Our Very Own Renovation!
My husband and I are restoring an 1859 Historical House in Historic Downtown Summerville, where we will also live! As an Interior Designer and artist, my aesthetic of traditional meets modern, contemporary sensibility with an informed sense of history is bringing the house to life. My husband, Brian, and I fell in love with Summerville, South Carolina, something of a perfect midpoint of the places we grew up, combining both the coastal landscape and the sense of history we love. Identifying as a New Traditionalist, this historic area’s architecture is right in line with my Interior Design passions.
From the first time my husband and I visited Charleston, I will tell you we were in love with it. We came here often, and this was one of our favorite getaways. On one such visit, we decided to take a short hop to check out this bedroom community of the Holy City called Summerville; we couldn’t believe how charming the town was! (and still is!). How did we not know of this place?! With street upon street of trees with Spanish moss dripping from the limbs, antebellum cottages with climbing vines, gorgeous rooflines, and streets perfumed with the blossoms of gardenias and jasmine, its Southern charm cast its spell on us.

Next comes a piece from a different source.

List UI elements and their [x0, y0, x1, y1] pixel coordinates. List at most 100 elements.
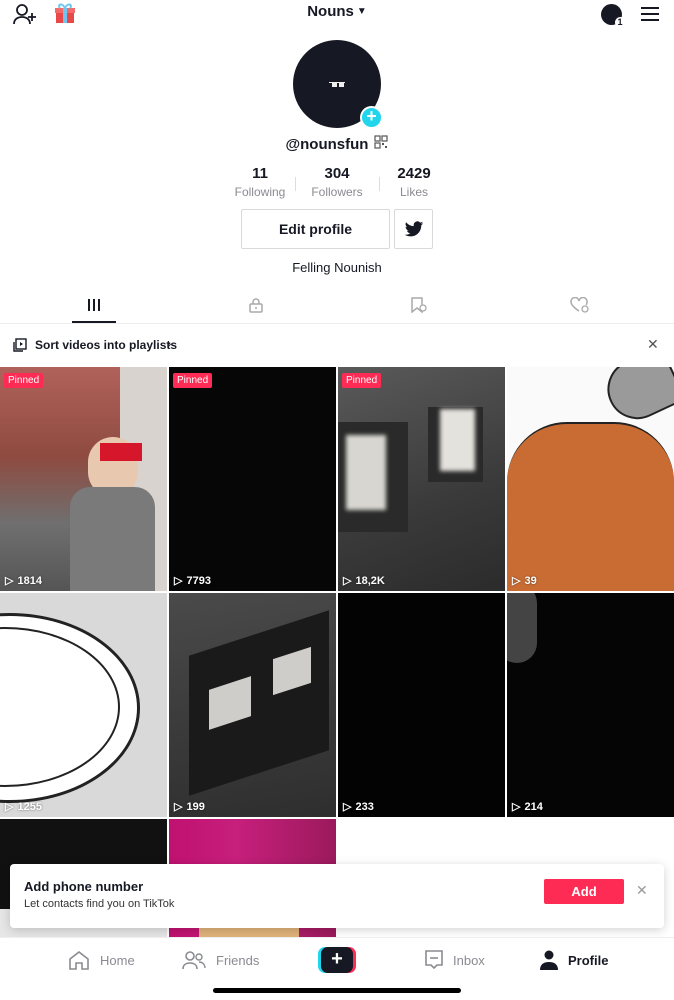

Isn't she a Historic Beaut?
The House we chose is typed “rare” for the area. It is one of 3 Charleston singles in Summerville. Ours is three windows wide instead of the two window width traditionally found in the peninsula of Charleston. We also loved the fact that it was right downtown and struck us as a proper city house. We knew right away that we needed to compile a full history as to the House’s lineage. We put together an abstract showing the chain of title back to the early 1800s to include the plantation’s name on which the House once sat. It was then time for us to name the House, and based on all our research, ‘The Coburn Hutchinson House’ encompassed the first families…and it was time to commence our chapter of the book.
Summerville is aptly named “Flower Town in the Pines.” It earned its name through the influx of wealthy Charlestonians who came to Summerville to “take the cure” and clear their lungs in the 19th century, as Yellow Fever was a real problem in the port city in the mid-1800s. The entire town filled with pine trees was believed the turpine in the air from the pines helped to clear one’s lungs, and it was a destination for healing for those suffering from pulmonary issues.
But it is the pretty streets filled with azaleas and the aromas of other types of southern blooms that not only drew luminaries like Elizabeth Arden to winter here year after year but have also influenced and flavored our choices. All of these elements have serendipitously guided us into a more romantic, lyrical, organic, natural design theme…and we couldn’t be happier about it. And of course, our design choices are driven by the eras the House had survived, and they are classic yet approachable. The House itself draws you in, and everyone that drops by always comments on that feature. By making thoughtful restoration decisions that showcase unique craftsmanship details, we maintain that cozy, hospitable, and welcoming environment.
We had spent considerable time shoring up the foundation and bones of the structure before any of the ‘pretty stuff’ started coming in! Ultimately, our goal is to honor the past today with this Historic House project. By blending the design palette between 1859 and today, we create a space that spans the generations, pays tribute to how far we have come, and shows how we can move forward.
What advice would you give to someone renovating an old/historic home? How do you find a balance and tie together the past and the new?
I enjoy making thoughtful choices. I find researching to get all the information I can is the key to historic homes. Find knowledgeable people in the immediate area to educate you. It’s a good idea to commission a design consultant who can help you move forward on the correct path, as many mistakes regarding color and hard surfaces can be costly to remediate. Take strides not to pigeonhole yourself into a vision of new vs. old. Honor your vision, but always remember to listen to the House; it wants you to help it to tell its story.